Estimation of Acoustic Reflection Coefficients Through Pseudospectrum Matching

  • Authors:
  • D. Markovic;K. Kowalczyk;F. Antonacci;C. Hofmann;A. Sarti;W. Kellermann

  • Affiliations:
  • Dipt. di Elettron., Inf. e Bioingegneria, Milan, Italy;Dept. of Multimedia Commun. & Signal Process., Univ. of Erlangen-Nuremberg, Erlangen, Germany;Dipt. di Elettron., Inf. e Bioingegneria, Milan, Italy;Dept. of Multimedia Commun. & Signal Process., Univ. of Erlangen-Nuremberg, Erlangen, Germany;Dipt. di Elettron., Inf. e Bioingegneria, Milan, Italy;Dept. of Multimedia Commun. & Signal Process., Univ. of Erlangen-Nuremberg, Erlangen, Germany

  • Venue:
  • IEEE/ACM Transactions on Audio, Speech and Language Processing (TASLP)
  • Year:
  • 2014

Quantified Score

Hi-index 0.00

Visualization

Abstract

Estimating the geometric and reflective properties of the environment is important for a wide range of applications of space-time audio processing, from acoustic scene analysis to room equalization and spatial audio rendering.
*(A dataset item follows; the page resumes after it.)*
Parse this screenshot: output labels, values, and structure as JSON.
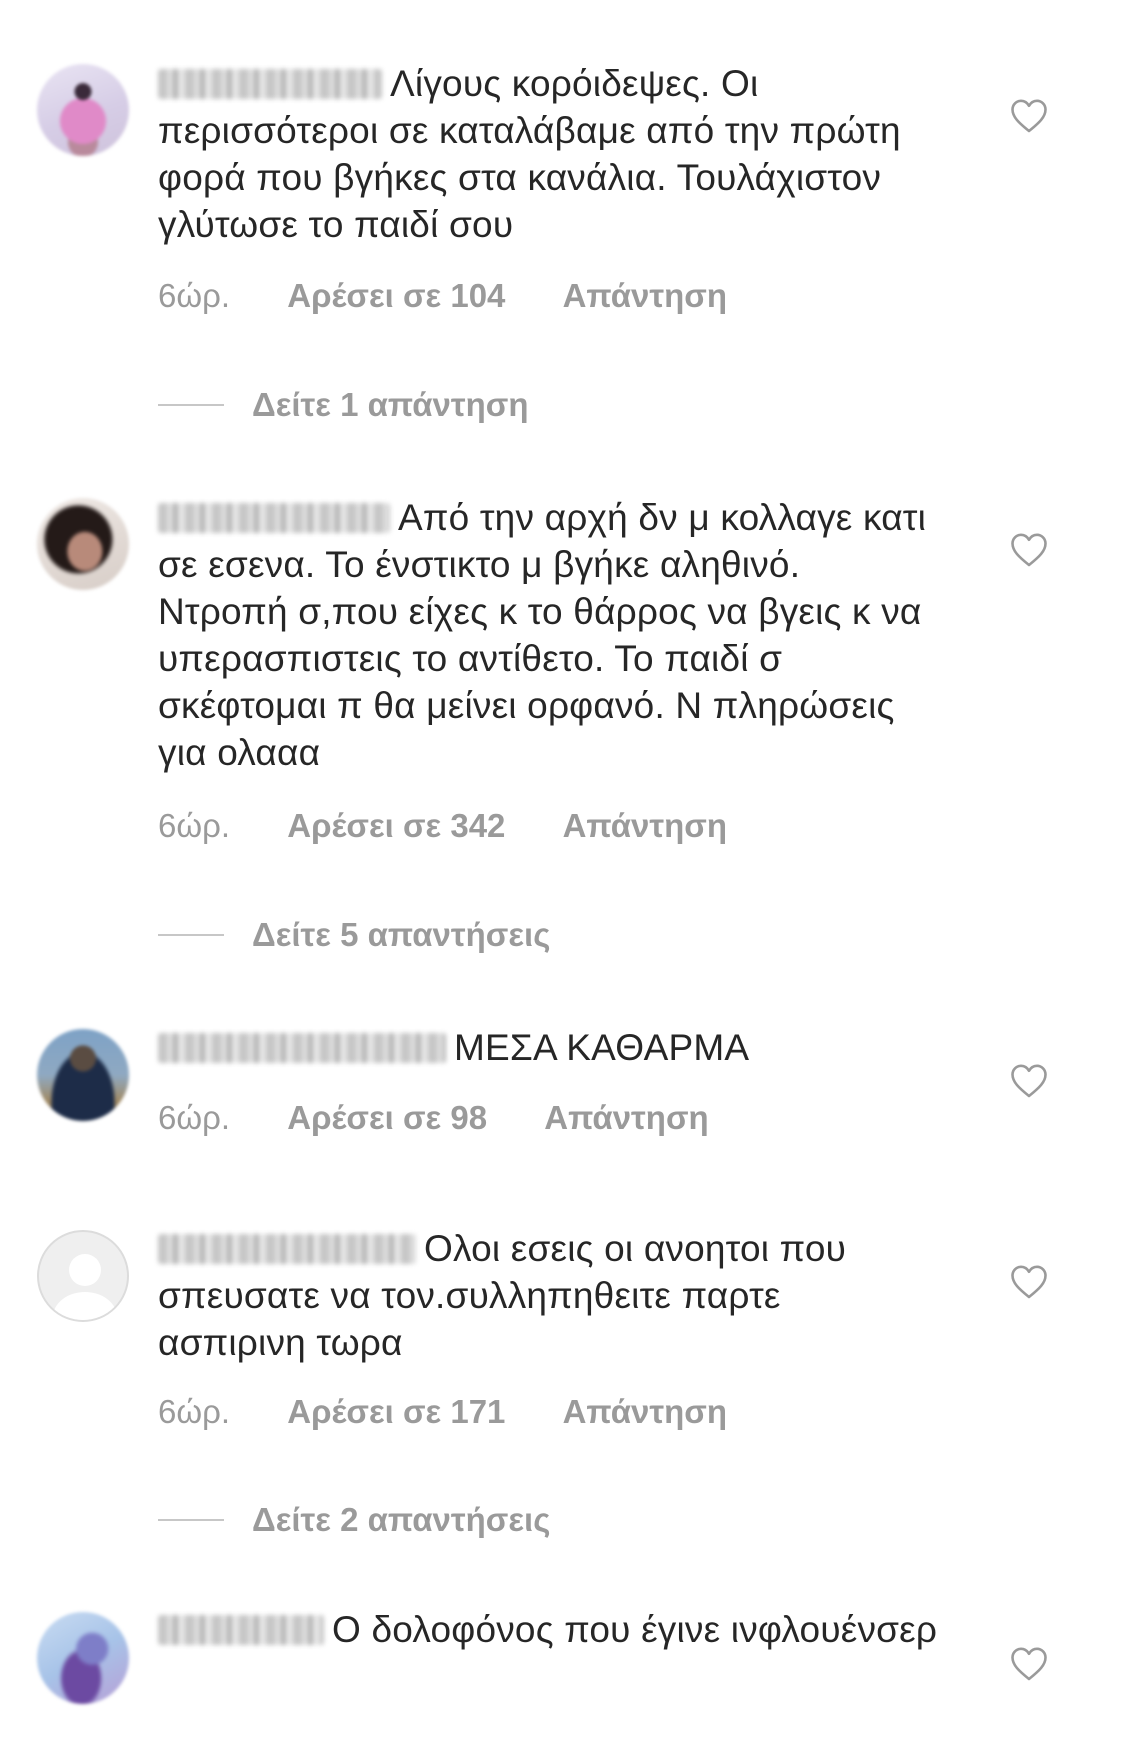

In this manuscript, we propose a methodology for frequency-subband in-situ estimation of the reflection coefficients of planar surfaces. This is a rather challenging task, as the reflection coefficients depend on the frequency and the angle of incidence and their estimate is highly sensitive to background noise and interfering sources. Our method is based on the assumption that we know the geometry of the reflectors; the position and the radiation pattern of the source; the position and the spatial response of the array. Applying beamforming algorithms on a single set of measured sensor data, we estimate the angular distribution of the acoustic energy (angular pseudospectrum) that impinges on a microphone array. We then apply a two-step iterative estimation technique based on an Expectation-Maximization (EM) algorithm. The first step estimates the scaling factors. The second one infers the reflection coefficients from the scaling factors. Under the assumption of additive white Gaussian noise, we finally determine the reflection coefficients with a Maximum Likelihood (ML) estimation method. The effectiveness and the accuracy of the proposed technique are assessed through experiments based on measured data.